Fuck, why had I done this? I knew what was coming next, and yet there was nothing I could do to stop it.
“It’s settled then. You’ll bring your mate to Howling Pines to meet everyone, and we’ll begin the initiation. She needs to understand what her future entails.”
I felt like puking. “And what if I can’t get the time off work?”
“If that’s the case, I will personally visit Remy University and hand your resignation in for you.”
I scrubbed a hand down my face.

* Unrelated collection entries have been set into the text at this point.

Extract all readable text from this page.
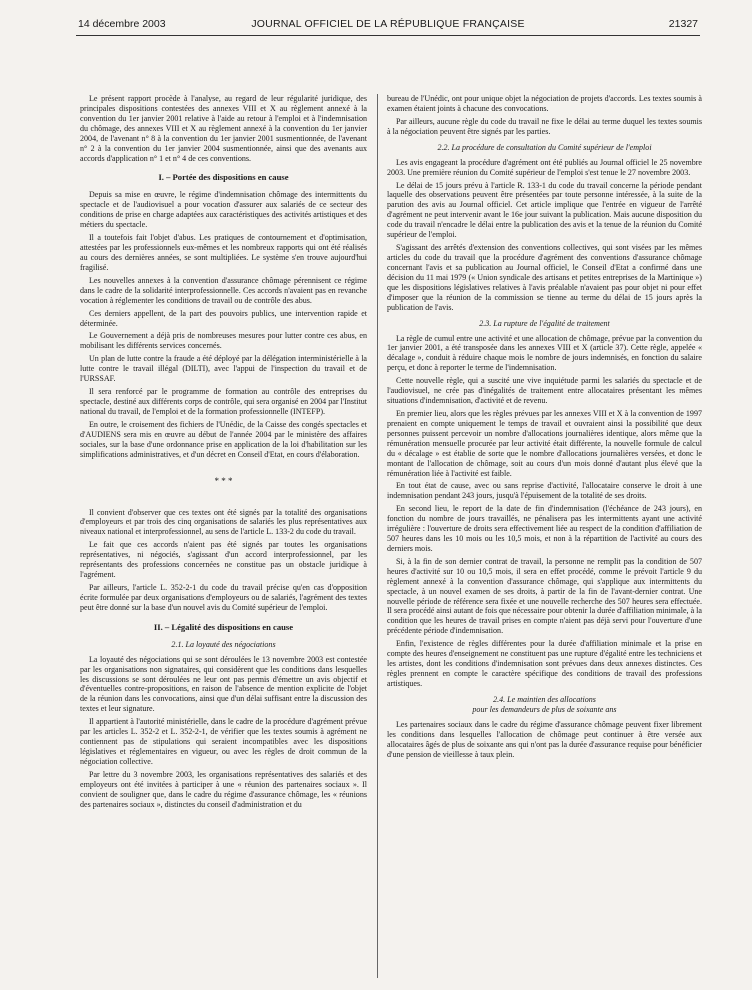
14 décembre 2003	JOURNAL OFFICIEL DE LA RÉPUBLIQUE FRANÇAISE	21327

Le présent rapport procède à l'analyse, au regard de leur régularité juridique, des principales dispositions contestées des annexes VIII et X au règlement annexé à la convention du 1er janvier 2001 relative à l'aide au retour à l'emploi et à l'indemnisation du chômage, des annexes VIII et X au règlement annexé à la convention du 1er janvier 2004, de l'avenant n° 8 à la convention du 1er janvier 2001 susmentionnée, de l'avenant n° 2 à la convention du 1er janvier 2004 susmentionnée, ainsi que des avenants aux accords d'application n° 1 et n° 4 de ces conventions.

I. – Portée des dispositions en cause

Depuis sa mise en œuvre, le régime d'indemnisation chômage des intermittents du spectacle et de l'audiovisuel a pour vocation d'assurer aux salariés de ce secteur des conditions de prise en charge adaptées aux caractéristiques des activités artistiques et des métiers du spectacle.

Il a toutefois fait l'objet d'abus. Les pratiques de contournement et d'optimisation, attestées par les professionnels eux-mêmes et les nombreux rapports qui ont été réalisés au cours des dernières années, se sont multipliées. Le système s'en trouve aujourd'hui fragilisé.

Les nouvelles annexes à la convention d'assurance chômage pérennisent ce régime dans le cadre de la solidarité interprofessionnelle. Ces accords n'avaient pas en revanche vocation à réglementer les conditions de travail ou de contrôle des abus.

Ces derniers appellent, de la part des pouvoirs publics, une intervention rapide et déterminée.

Le Gouvernement a déjà pris de nombreuses mesures pour lutter contre ces abus, en mobilisant les différents services concernés.

Un plan de lutte contre la fraude a été déployé par la délégation interministérielle à la lutte contre le travail illégal (DILTI), avec l'appui de l'inspection du travail et de l'URSSAF.

Il sera renforcé par le programme de formation au contrôle des entreprises du spectacle, destiné aux différents corps de contrôle, qui sera organisé en 2004 par l'Institut national du travail, de l'emploi et de la formation professionnelle (INTEFP).

En outre, le croisement des fichiers de l'Unédic, de la Caisse des congés spectacles et d'AUDIENS sera mis en œuvre au début de l'année 2004 par le ministère des affaires sociales, sur la base d'une ordonnance prise en application de la loi d'habilitation sur les simplifications administratives, et d'un décret en Conseil d'Etat, en cours d'élaboration.

* * *

Il convient d'observer que ces textes ont été signés par la totalité des organisations d'employeurs et par trois des cinq organisations de salariés les plus représentatives aux niveaux national et interprofessionnel, au sens de l'article L. 133-2 du code du travail.

Le fait que ces accords n'aient pas été signés par toutes les organisations représentatives, ni négociés, s'agissant d'un accord interprofessionnel, par les représentants des professions concernées ne constitue pas un obstacle juridique à l'agrément.

Par ailleurs, l'article L. 352-2-1 du code du travail précise qu'en cas d'opposition écrite formulée par deux organisations d'employeurs ou de salariés, l'agrément des textes peut être donné sur la base d'un nouvel avis du Comité supérieur de l'emploi.

II. – Légalité des dispositions en cause
2.1. La loyauté des négociations

La loyauté des négociations qui se sont déroulées le 13 novembre 2003 est contestée par les organisations non signataires, qui considèrent que les conditions dans lesquelles les discussions se sont déroulées ne leur ont pas permis d'émettre un avis objectif et d'éventuelles contre-propositions, en raison de l'absence de mention explicite de l'objet de la réunion dans les convocations, ainsi que d'un délai suffisant entre la discussion des textes et leur signature.

Il appartient à l'autorité ministérielle, dans le cadre de la procédure d'agrément prévue par les articles L. 352-2 et L. 352-2-1, de vérifier que les textes soumis à agrément ne contiennent pas de stipulations qui seraient incompatibles avec les dispositions législatives et réglementaires en vigueur, ou avec les règles de droit commun de la négociation collective.

Par lettre du 3 novembre 2003, les organisations représentatives des salariés et des employeurs ont été invitées à participer à une « réunion des partenaires sociaux ». Il convient de souligner que, dans le cadre du régime d'assurance chômage, les « réunions des partenaires sociaux », distinctes du conseil d'administration et du

bureau de l'Unédic, ont pour unique objet la négociation de projets d'accords. Les textes soumis à examen étaient joints à chacune des convocations.

Par ailleurs, aucune règle du code du travail ne fixe le délai au terme duquel les textes soumis à la négociation peuvent être signés par les parties.

2.2. La procédure de consultation du Comité supérieur de l'emploi

Les avis engageant la procédure d'agrément ont été publiés au Journal officiel le 25 novembre 2003. Une première réunion du Comité supérieur de l'emploi s'est tenue le 27 novembre 2003.

Le délai de 15 jours prévu à l'article R. 133-1 du code du travail concerne la période pendant laquelle des observations peuvent être présentées par toute personne intéressée, à la suite de la parution des avis au Journal officiel. Cet article implique que l'entrée en vigueur de l'arrêté d'agrément ne peut intervenir avant le 16e jour suivant la publication. Mais aucune disposition du code du travail n'encadre le délai entre la publication des avis et la tenue de la réunion du Comité supérieur de l'emploi.

S'agissant des arrêtés d'extension des conventions collectives, qui sont visées par les mêmes articles du code du travail que la procédure d'agrément des conventions d'assurance chômage concernant l'avis et sa publication au Journal officiel, le Conseil d'Etat a confirmé dans une décision du 11 mai 1979 (« Union syndicale des artisans et petites entreprises de la Martinique ») que les dispositions législatives relatives à l'avis préalable n'avaient pas pour objet ni pour effet d'imposer que la réunion de la commission se tienne au terme du délai de 15 jours après la publication de l'avis.

2.3. La rupture de l'égalité de traitement

La règle de cumul entre une activité et une allocation de chômage, prévue par la convention du 1er janvier 2001, a été transposée dans les annexes VIII et X (article 37). Cette règle, appelée « décalage », conduit à réduire chaque mois le nombre de jours indemnisés, en fonction du salaire perçu, et donc à reporter le terme de l'indemnisation.

Cette nouvelle règle, qui a suscité une vive inquiétude parmi les salariés du spectacle et de l'audiovisuel, ne crée pas d'inégalités de traitement entre allocataires présentant les mêmes situations d'indemnisation, d'activité et de revenu.

En premier lieu, alors que les règles prévues par les annexes VIII et X à la convention de 1997 prenaient en compte uniquement le temps de travail et ouvraient ainsi la possibilité que deux personnes puissent percevoir un nombre d'allocations journalières identique, alors même que la rémunération mensuelle procurée par leur activité était différente, la nouvelle formule de calcul du « décalage » est établie de sorte que le nombre d'allocations journalières versées, et donc le montant de l'allocation de chômage, soit au cours d'un mois donné d'autant plus élevé que la rémunération liée à l'activité est faible.

En tout état de cause, avec ou sans reprise d'activité, l'allocataire conserve le droit à une indemnisation pendant 243 jours, jusqu'à l'épuisement de la totalité de ses droits.

En second lieu, le report de la date de fin d'indemnisation (l'échéance de 243 jours), en fonction du nombre de jours travaillés, ne pénalisera pas les intermittents ayant une activité irrégulière : l'ouverture de droits sera effectivement liée au respect de la condition d'affiliation de 507 heures dans les 10 mois ou les 10,5 mois, et non à la répartition de l'activité au cours des derniers mois.

Si, à la fin de son dernier contrat de travail, la personne ne remplit pas la condition de 507 heures d'activité sur 10 ou 10,5 mois, il sera en effet procédé, comme le prévoit l'article 9 du règlement annexé à la convention d'assurance chômage, qui s'applique aux intermittents du spectacle, à un nouvel examen de ses droits, à partir de la fin de l'avant-dernier contrat. Une nouvelle période de référence sera fixée et une nouvelle recherche des 507 heures sera effectuée. Il sera procédé ainsi autant de fois que nécessaire pour obtenir la durée d'affiliation minimale, à la condition que les heures de travail prises en compte n'aient pas déjà servi pour l'ouverture d'une précédente période d'indemnisation.

Enfin, l'existence de règles différentes pour la durée d'affiliation minimale et la prise en compte des heures d'enseignement ne constituent pas une rupture d'égalité entre les techniciens et les artistes, dont les conditions d'indemnisation sont prévues dans deux annexes distinctes. Ces règles prennent en compte le caractère spécifique des conditions de travail des professions artistiques.

2.4. Le maintien des allocations
pour les demandeurs de plus de soixante ans

Les partenaires sociaux dans le cadre du régime d'assurance chômage peuvent fixer librement les conditions dans lesquelles l'allocation de chômage peut continuer à être versée aux allocataires âgés de plus de soixante ans qui n'ont pas la durée d'assurance requise pour bénéficier d'une pension de vieillesse à taux plein.
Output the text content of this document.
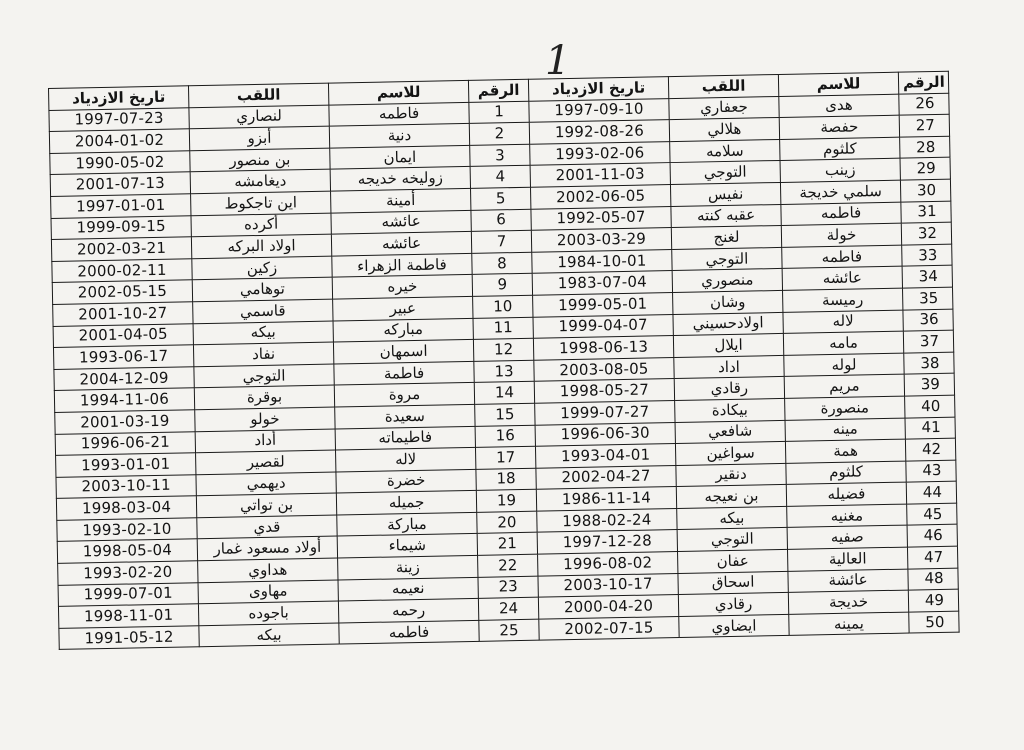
1
تاريخ الازدياد	اللقب	للاسم	الرقم	تاريخ الازدياد	اللقب	للاسم	الرقم
1997-07-23	لنصاري	فاطمه	1	1997-09-10	جعفاري	هدى	26
2004-01-02	أبزو	دنية	2	1992-08-26	هلالي	حفصة	27
1990-05-02	بن منصور	ايمان	3	1993-02-06	سلامه	كلثوم	28
2001-07-13	ديغامشه	زوليخه خديجه	4	2001-11-03	التوجي	زينب	29
1997-01-01	اين تاجكوط	أمينة	5	2002-06-05	نفيس	سلمي خديجة	30
1999-09-15	أكرده	عائشه	6	1992-05-07	عقبه كنته	فاطمه	31
2002-03-21	اولاد البركه	عائشه	7	2003-03-29	لغنج	خولة	32
2000-02-11	زكين	فاطمة الزهراء	8	1984-10-01	التوجي	فاطمه	33
2002-05-15	توهامي	خيره	9	1983-07-04	منصوري	عائشه	34
2001-10-27	قاسمي	عبير	10	1999-05-01	وشان	رميسة	35
2001-04-05	بيكه	مباركه	11	1999-04-07	اولادحسيني	لاله	36
1993-06-17	نفاد	اسمهان	12	1998-06-13	ايلال	مامه	37
2004-12-09	التوجي	فاطمة	13	2003-08-05	اداد	لوله	38
1994-11-06	بوقرة	مروة	14	1998-05-27	رقادي	مريم	39
2001-03-19	خولو	سعيدة	15	1999-07-27	بيكادة	منصورة	40
1996-06-21	أداد	فاطيماته	16	1996-06-30	شافعي	مينه	41
1993-01-01	لقصير	لاله	17	1993-04-01	سواغين	همة	42
2003-10-11	ديهمي	خضرة	18	2002-04-27	دنقير	كلثوم	43
1998-03-04	بن تواتي	جميله	19	1986-11-14	بن نعيجه	فضيله	44
1993-02-10	قدي	مباركة	20	1988-02-24	بيكه	مغنيه	45
1998-05-04	أولاد مسعود غمار	شيماء	21	1997-12-28	التوجي	صفيه	46
1993-02-20	هداوي	زينة	22	1996-08-02	عفان	العالية	47
1999-07-01	مهاوى	نعيمه	23	2003-10-17	اسحاق	عائشة	48
1998-11-01	باجوده	رحمه	24	2000-04-20	رقادي	خديجة	49
1991-05-12	بيكه	فاطمه	25	2002-07-15	ايضاوي	يمينه	50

Urgh, what the hell was I going to do?
“Okay,” I found myself whispering, the word no louder than a breath.
“Good boy, Mash. We’ll see you in three weeks.” She paused, waited for me to fill the silence, but I had nothing. “You still there?”
“Still here. Line’s bad.”
“What’s your mate’s name, by the way?”
“My mate, yeah, um, it’s—”
I cut off the phone.
Damn, damn, damn, damn. What was I gonna do? Let Alpha, and no doubt half the pack, march into Remy to confront the dean and drag me kicking and screaming back to Howling Pines? Or suck it up? Go to the Harvest Fest celebrations? Invent a mate and pretend they couldn’t come?
But that would never fly. The betas would insist on video calling them to make sure they passed their secret werewolf tests. Maybe I could pretend my mate worked in the mountains of East Winterlands or somewhere so remote they didn’t have access to phones. I could say they were an arctic explorer or some shit.
Or maybe I could say we broke up. Except . . .
They’d try to fix me up with Dee-Dee again, and I doubted they’d take no for an answer this time. Shit, shit, shit.
Maybe I could convince the dean to call Nana and say there was no way the uni would grant me the time off work.
Damn, I was living in a dreamland. Something would materialise in my mind later, a way around this fucking mess, but it would have to wait. I was at the front doors of the university.
I took a deep breath and marched straight up to Dean Agnes Snow’s office.
“Dr Cassidy, glad you made it. My apologies for the short notice. Do come in,” Agnes said, answering her door after I knocked.